OUR lives are expanding, at an accelerating rate. The life expectancy of a baby boy in Australia has lengthened by three years in the past decade, the Bureau of Statistics estimates and it is set to stretch a lot more.
In Victoria, a baby boy born today can now expect to live to 80, up from 77 just a decade ago.
Baby boys born 40 years ago had a life expectancy of just 68.
The first decade of the 21st century has given baby girls an extra two years to live. A girl born 40 years ago had a life expectancy of 75. But by the year 2000 that had risen to 82 and now it is 84.
Life expectancy has been increasing but the past decade has seen rapid changes all along the age spectrum between 0 and 80. At any age in that range, the risk of dying has shrunk, in some cases dramatically, compared with 10 years ago.
Retired construction worker Peter Farrugia welcomed the data. "Oh, that's good news for me," he laughed. The 64-year-old grandfather from Westmeadows is "pretty fit and healthy", despite suffering a back injury several years ago that cut short his working career. He also has diabetes.
"Now that I'm not doing any heavy work, I'm pretty good," he said. "I try and stay fit by walking three kilometres every day and I watch what I eat. I have to because of my diabetes."
In Victoria, the bureau estimates, the risk of a man dying at the age of 20 has fallen 45 per cent in a decade, from one in 935 to one in 1700. The risk of a 70-year-old male dying has fallen almost 30 per cent, from one in 40 to one in 56.
Boys and men still have a far bigger risk of death at any age than girls and women, at least until the age of 100. But the gap is narrowing.
While female death rates have also fallen sharply in the past decade down 25 per cent at the age of 30, 23 per cent at 60 and 20 per cent at 80 male death rates generally have fallen faster.
Demographer Peter McDonald, of the Australian National University, attributes the closing of the gap to healthier lifestyles. "There's less smoking, less drinking and far fewer fatal motor vehicle accidents," he said. "These always caused more deaths for men than women. Death rates from heart disease have fallen substantially.

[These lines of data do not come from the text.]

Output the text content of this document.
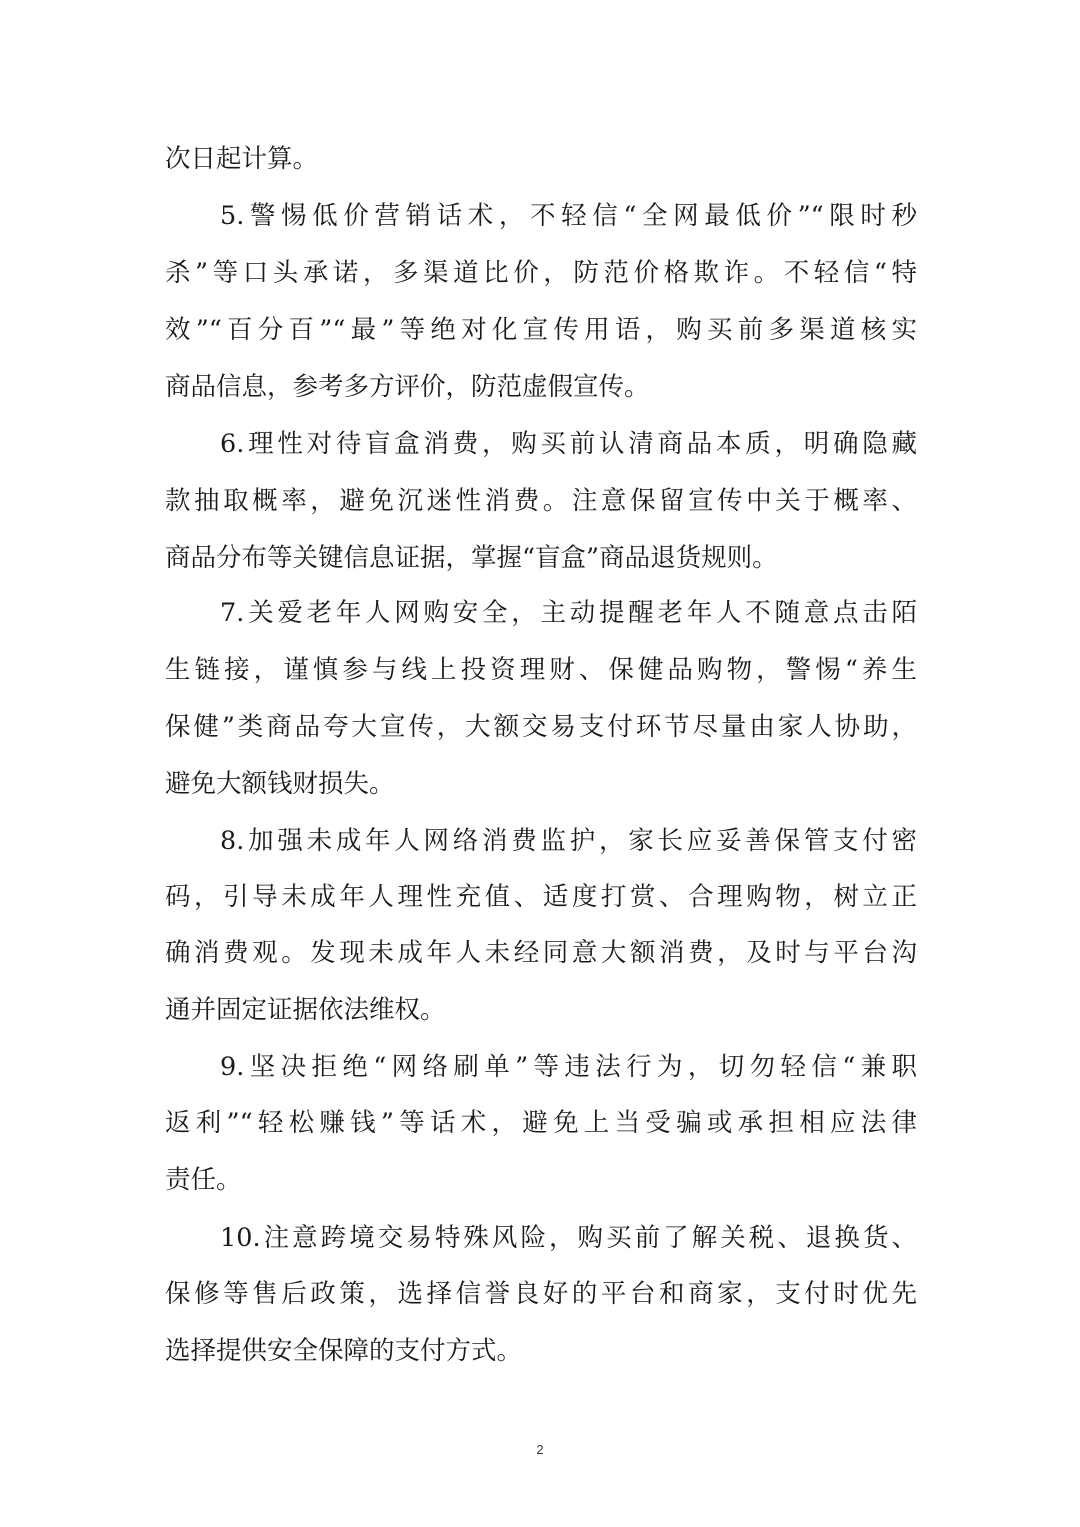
次日起计算。
5.警惕低价营销话术，不轻信“全网最低价”“限时秒
杀”等口头承诺，多渠道比价，防范价格欺诈。不轻信“特
效”“百分百”“最”等绝对化宣传用语，购买前多渠道核实
商品信息，参考多方评价，防范虚假宣传。
6.理性对待盲盒消费，购买前认清商品本质，明确隐藏
款抽取概率，避免沉迷性消费。注意保留宣传中关于概率、
商品分布等关键信息证据，掌握“盲盒”商品退货规则。
7.关爱老年人网购安全，主动提醒老年人不随意点击陌
生链接，谨慎参与线上投资理财、保健品购物，警惕“养生
保健”类商品夸大宣传，大额交易支付环节尽量由家人协助，
避免大额钱财损失。
8.加强未成年人网络消费监护，家长应妥善保管支付密
码，引导未成年人理性充值、适度打赏、合理购物，树立正
确消费观。发现未成年人未经同意大额消费，及时与平台沟
通并固定证据依法维权。
9.坚决拒绝“网络刷单”等违法行为，切勿轻信“兼职
返利”“轻松赚钱”等话术，避免上当受骗或承担相应法律
责任。
10.注意跨境交易特殊风险，购买前了解关税、退换货、
保修等售后政策，选择信誉良好的平台和商家，支付时优先
选择提供安全保障的支付方式。
2
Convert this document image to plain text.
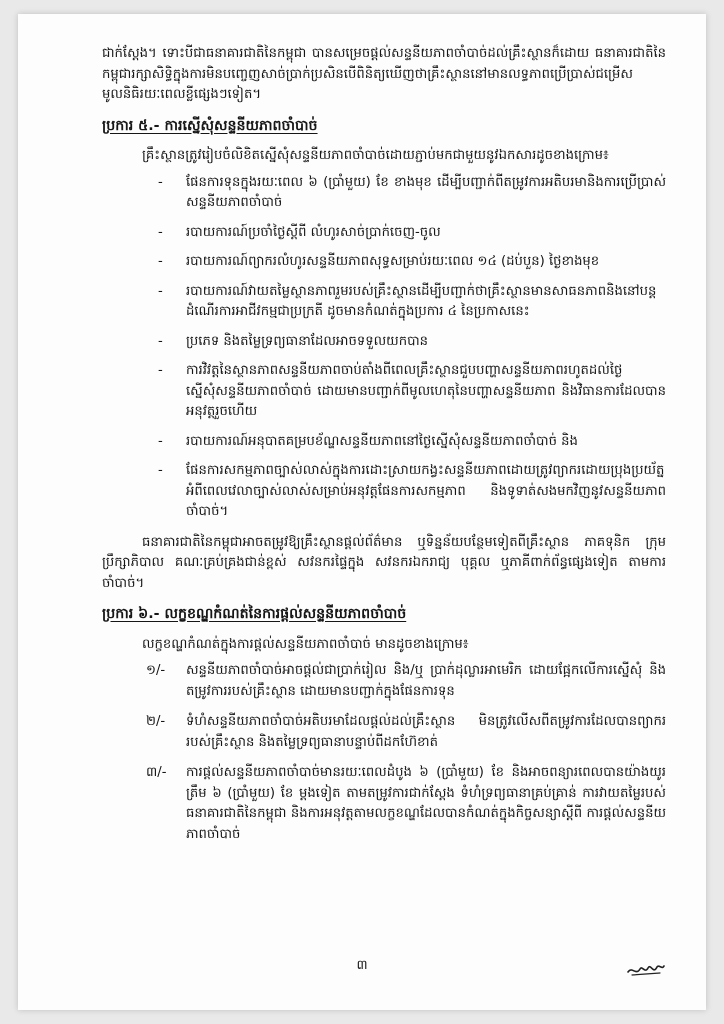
ជាក់ស្តែង។ ទោះបីជាធនាគារជាតិនៃកម្ពុជា បានសម្រេចផ្តល់សន្ទនីយភាពចាំបាច់ដល់គ្រឹះស្ថានក៏ដោយ ធនាគារជាតិនៃកម្ពុជារក្សាសិទ្ធិក្នុងការមិនបញ្ចេញសាច់ប្រាក់ប្រសិនបើពិនិត្យឃើញថាគ្រឹះស្ថាននៅមានលទ្ធភាពប្រើប្រាស់ជម្រើសមូលនិធិរយៈពេលខ្លីផ្សេងៗទៀត។

ប្រការ ៥.- ការស្នើសុំសន្ទនីយភាពចាំបាច់

គ្រឹះស្ថានត្រូវរៀបចំលិខិតស្នើសុំសន្ទនីយភាពចាំបាច់ដោយភ្ជាប់មកជាមួយនូវឯកសារដូចខាងក្រោម៖

- ផែនការទុនក្នុងរយៈពេល ៦ (ប្រាំមួយ) ខែ ខាងមុខ ដើម្បីបញ្ជាក់ពីតម្រូវការអតិបរមានិងការប្រើប្រាស់សន្ទនីយភាពចាំបាច់
- របាយការណ៍ប្រចាំថ្ងៃស្តីពី លំហូរសាច់ប្រាក់ចេញ-ចូល
- របាយការណ៍ព្យាករលំហូរសន្ទនីយភាពសុទ្ធសម្រាប់រយៈពេល ១៤ (ដប់បួន) ថ្ងៃខាងមុខ
- របាយការណ៍វាយតម្លៃស្ថានភាពរួមរបស់គ្រឹះស្ថានដើម្បីបញ្ជាក់ថាគ្រឹះស្ថានមានសាធនភាពនិងនៅបន្តដំណើរការអាជីវកម្មជាប្រក្រតី ដូចមានកំណត់ក្នុងប្រការ ៤ នៃប្រកាសនេះ
- ប្រភេទ និងតម្លៃទ្រព្យធានាដែលអាចទទួលយកបាន
- ការវិវត្តនៃស្ថានភាពសន្ទនីយភាពចាប់តាំងពីពេលគ្រឹះស្ថានជួបបញ្ហាសន្ទនីយភាពរហូតដល់ថ្ងៃស្នើសុំសន្ទនីយភាពចាំបាច់ ដោយមានបញ្ជាក់ពីមូលហេតុនៃបញ្ហាសន្ទនីយភាព និងវិធានការដែលបានអនុវត្តរួចហើយ
- របាយការណ៍អនុបាតគម្របខ័ណ្ឌសន្ទនីយភាពនៅថ្ងៃស្នើសុំសន្ទនីយភាពចាំបាច់ និង
- ផែនការសកម្មភាពច្បាស់លាស់ក្នុងការដោះស្រាយកង្វះសន្ទនីយភាពដោយត្រូវព្យាករដោយប្រុងប្រយ័ត្នអំពីពេលវេលាច្បាស់លាស់សម្រាប់អនុវត្តផែនការសកម្មភាព និងទូទាត់សងមកវិញនូវសន្ទនីយភាពចាំបាច់។

ធនាគារជាតិនៃកម្ពុជាអាចតម្រូវឱ្យគ្រឹះស្ថានផ្តល់ព័ត៌មាន ឬទិន្នន័យបន្ថែមទៀតពីគ្រឹះស្ថាន ភាគទុនិក ក្រុមប្រឹក្សាភិបាល គណៈគ្រប់គ្រងជាន់ខ្ពស់ សវនករផ្ទៃក្នុង សវនករឯករាជ្យ បុគ្គល ឬភាគីពាក់ព័ន្ធផ្សេងទៀត តាមការចាំបាច់។

ប្រការ ៦.- លក្ខខណ្ឌកំណត់នៃការផ្តល់សន្ទនីយភាពចាំបាច់

លក្ខខណ្ឌកំណត់ក្នុងការផ្តល់សន្ទនីយភាពចាំបាច់ មានដូចខាងក្រោម៖

១/- សន្ទនីយភាពចាំបាច់អាចផ្តល់ជាប្រាក់រៀល និង/ឬ ប្រាក់ដុល្លារអាមេរិក ដោយផ្អែកលើការស្នើសុំ និងតម្រូវការរបស់គ្រឹះស្ថាន ដោយមានបញ្ជាក់ក្នុងផែនការទុន
២/- ទំហំសន្ទនីយភាពចាំបាច់អតិបរមាដែលផ្តល់ដល់គ្រឹះស្ថាន មិនត្រូវលើសពីតម្រូវការដែលបានព្យាកររបស់គ្រឹះស្ថាន និងតម្លៃទ្រព្យធានាបន្ទាប់ពីដកហ៊ែខាត់
៣/- ការផ្តល់សន្ទនីយភាពចាំបាច់មានរយៈពេលដំបូង ៦ (ប្រាំមួយ) ខែ និងអាចពន្យារពេលបានយ៉ាងយូរត្រឹម ៦ (ប្រាំមួយ) ខែ ម្តងទៀត តាមតម្រូវការជាក់ស្តែង ទំហំទ្រព្យធានាគ្រប់គ្រាន់ ការវាយតម្លៃរបស់ធនាគារជាតិនៃកម្ពុជា និងការអនុវត្តតាមលក្ខខណ្ឌដែលបានកំណត់ក្នុងកិច្ចសន្យាស្តីពី ការផ្តល់សន្ទនីយភាពចាំបាច់
៣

"The rising life expectancy is partly due to changes in lifestyle and partly to medical advances: early treatment, better drugs.
"It's very difficult to say how much is due to one or other."
Professor McDonald said the bureau's methodology was based on current death rates and understated the real life spans we can expect as death rates keep falling in future.
But the bureau's estimates suggest there is still a limit. While the past 40 years have added three years to the life expectancy of 80-year-olds, they added only nine months to the life expectancy of 90-year-olds.